Plot
Plot is a sequence of interlinked events in which the characters are involved, the theme and the idea revealed [3, p. 10; 5, p. 39]. The plot of any story involves character and conflict, which imply each other. Conflict in fiction is the opposition (or struggle) between forces or characters [3, p. 11].
L.V. Borisova [3] classified conflicts into external and internal.
Different types of external conflicts are usually termed in the following way:
1. Man against man (when the plot is based on the opposition between two or more people);
2. Man against nature (the sea, the desert, the frozen North or wild beasts);
3. Man against society or man against the Establishment;
4. The conflict between two different sets of values
Internal conflicts, often termed “man against himself”, take place within one character. They are localized in the character’s inner world and are rendered through his thoughts, feelings, intellectual process, etc.
The plot of a literary work may be based on several conflicts of different types, and may involve both an external and an internal conflict [3, p. 11]. Accordingly short stories are subdivided into: a plot (or action) short story and a psychological (or character) short story (i.e. the conflict of the inner world).
The events of the plot are usually set in particular place and time, which are called the setting. In some stories (novels) the setting is scarcely noticeable, in others it plays a very important role. L.V. Borisova determines the following functions of the setting [3, p. 12]:
1. helping to evoke the necessary atmosphere (or mood), appropriate to the general intentions of the story;
2. reinforcing characterization by either paralleling or contrasting the actions;
3. reflecting the inner state of a character;
4. placing the character in a recognizable realistic environment (by including geographical names and allusions to historical events);
5. revealing certain features of the character (especially when his domestic interior is described);
6. becoming the chief antagonist whom the character must overcome.
The setting may perform one or several functions simultaneously. Characters, actions, conflict and setting work together to accomplish the author’s purpose [3, p. 13].
Each and every event that represents the gist of the plot has a beginning, a development and an end. The plot, accordingly, consists of exposition, story, climax and denouement [5, p. 39].
· The exposition or introduction [завязка] contains the necessary preliminaries to the action, such as the setting and the subject of the action; it also may point out the circumstances that will influence the development of the action.
· The story [5, p. 39] or complications [3, p.13] [развитие] is that part of the plot which represents the beginning of the collision and the collision itself, i.e. the development of events.
· The climax [кульминация] is the highest point of the action.
· The denouement [развязка] is the event or events that bring the action to an end, when everything is explained.
Novels may have two more components of plot structure: the prologue (facts from beyond the past of the story) and the epilogue (additional facts about the future of the characters if it is not made clear enough in the denouement) [3, p. 14].

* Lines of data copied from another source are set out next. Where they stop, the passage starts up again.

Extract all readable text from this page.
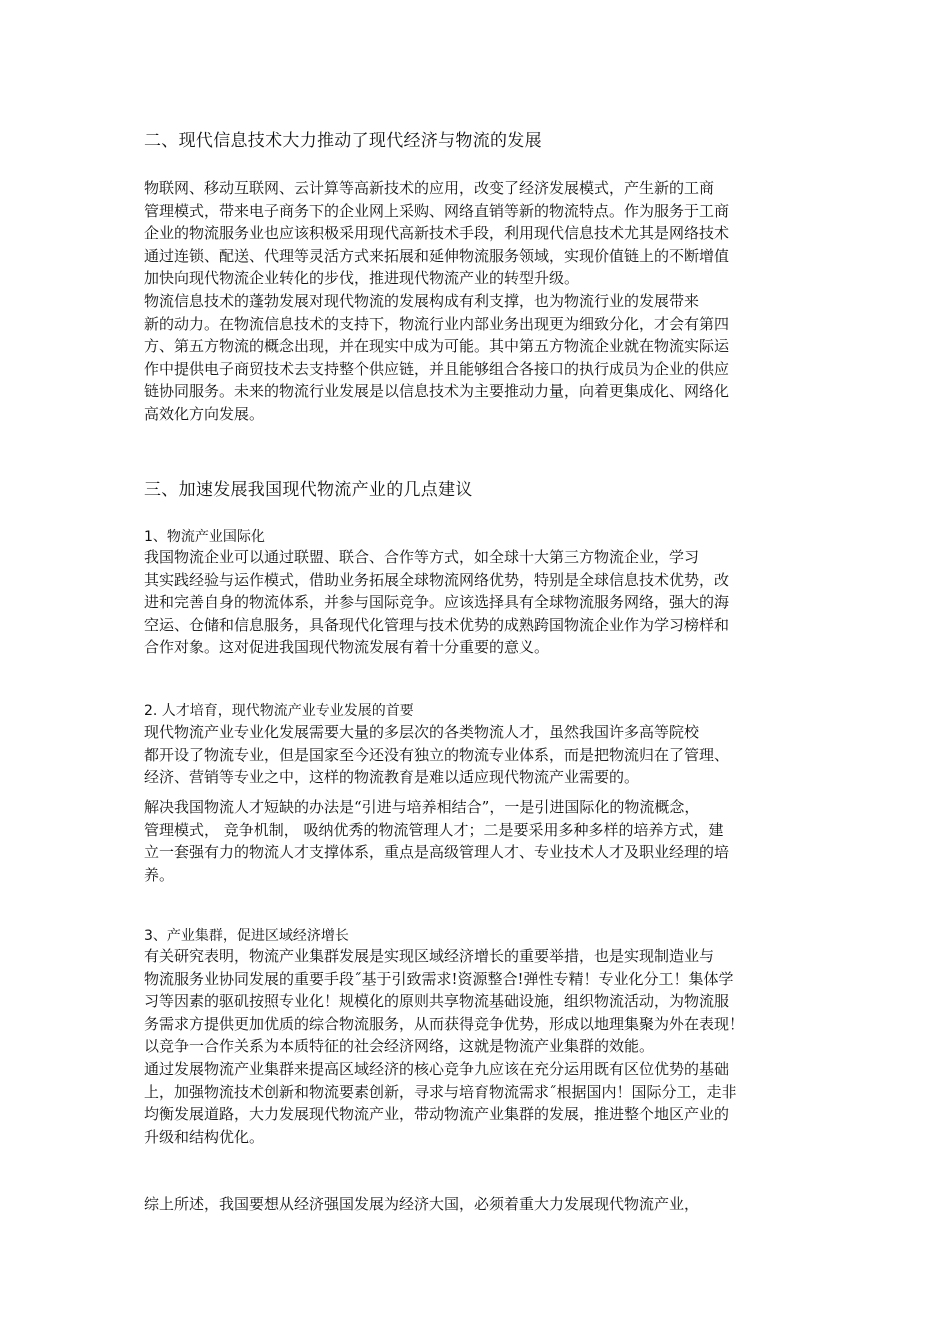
二、现代信息技术大力推动了现代经济与物流的发展
物联网、移动互联网、云计算等高新技术的应用，改变了经济发展模式，产生新的工商
管理模式，带来电子商务下的企业网上采购、网络直销等新的物流特点。作为服务于工商
企业的物流服务业也应该积极采用现代高新技术手段，利用现代信息技术尤其是网络技术
通过连锁、配送、代理等灵活方式来拓展和延伸物流服务领域，实现价值链上的不断增值
加快向现代物流企业转化的步伐，推进现代物流产业的转型升级。
物流信息技术的蓬勃发展对现代物流的发展构成有利支撑，也为物流行业的发展带来
新的动力。在物流信息技术的支持下，物流行业内部业务出现更为细致分化，才会有第四
方、第五方物流的概念出现，并在现实中成为可能。其中第五方物流企业就在物流实际运
作中提供电子商贸技术去支持整个供应链，并且能够组合各接口的执行成员为企业的供应
链协同服务。未来的物流行业发展是以信息技术为主要推动力量，向着更集成化、网络化
高效化方向发展。
三、加速发展我国现代物流产业的几点建议
1、物流产业国际化
我国物流企业可以通过联盟、联合、合作等方式，如全球十大第三方物流企业，学习
其实践经验与运作模式，借助业务拓展全球物流网络优势，特别是全球信息技术优势，改
进和完善自身的物流体系，并参与国际竞争。应该选择具有全球物流服务网络，强大的海
空运、仓储和信息服务，具备现代化管理与技术优势的成熟跨国物流企业作为学习榜样和
合作对象。这对促进我国现代物流发展有着十分重要的意义。
2. 人才培育，现代物流产业专业发展的首要
现代物流产业专业化发展需要大量的多层次的各类物流人才，虽然我国许多高等院校
都开设了物流专业，但是国家至今还没有独立的物流专业体系，而是把物流归在了管理、
经济、营销等专业之中，这样的物流教育是难以适应现代物流产业需要的。
解决我国物流人才短缺的办法是“引进与培养相结合”，一是引进国际化的物流概念，
管理模式， 竞争机制， 吸纳优秀的物流管理人才；二是要采用多种多样的培养方式，建
立一套强有力的物流人才支撑体系，重点是高级管理人才、专业技术人才及职业经理的培
养。
3、产业集群，促进区域经济增长
有关研究表明，物流产业集群发展是实现区域经济增长的重要举措，也是实现制造业与
物流服务业协同发展的重要手段˝基于引致需求!资源整合!弹性专精！专业化分工！集体学
习等因素的驱矶按照专业化！规模化的原则共享物流基础设施，组织物流活动，为物流服
务需求方提供更加优质的综合物流服务，从而获得竞争优势，形成以地理集聚为外在表现！
以竞争一合作关系为本质特征的社会经济网络，这就是物流产业集群的效能。
通过发展物流产业集群来提高区域经济的核心竞争九应该在充分运用既有区位优势的基础
上，加强物流技术创新和物流要素创新，寻求与培育物流需求˝根据国内！国际分工，走非
均衡发展道路，大力发展现代物流产业，带动物流产业集群的发展，推进整个地区产业的
升级和结构优化。
综上所述，我国要想从经济强国发展为经济大国，必须着重大力发展现代物流产业，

The sequence of the plot elements may be different. Thus a literary work may begin straight with the action (the conflict) without any exposition, or a story may have no denouement, which invites the reader to reflect the circumstances and imagine the outcome of all the events himself [3, p. 14]. Accordingly, there are two types of plot structure [3, p. 40]:
1. A work of narrative prose that has all the elements mentioned above has a closed plot structure
2. A literary work in which the action is represented without any obvious culmination, which does not contain all the above mentioned elements has an open plot structure.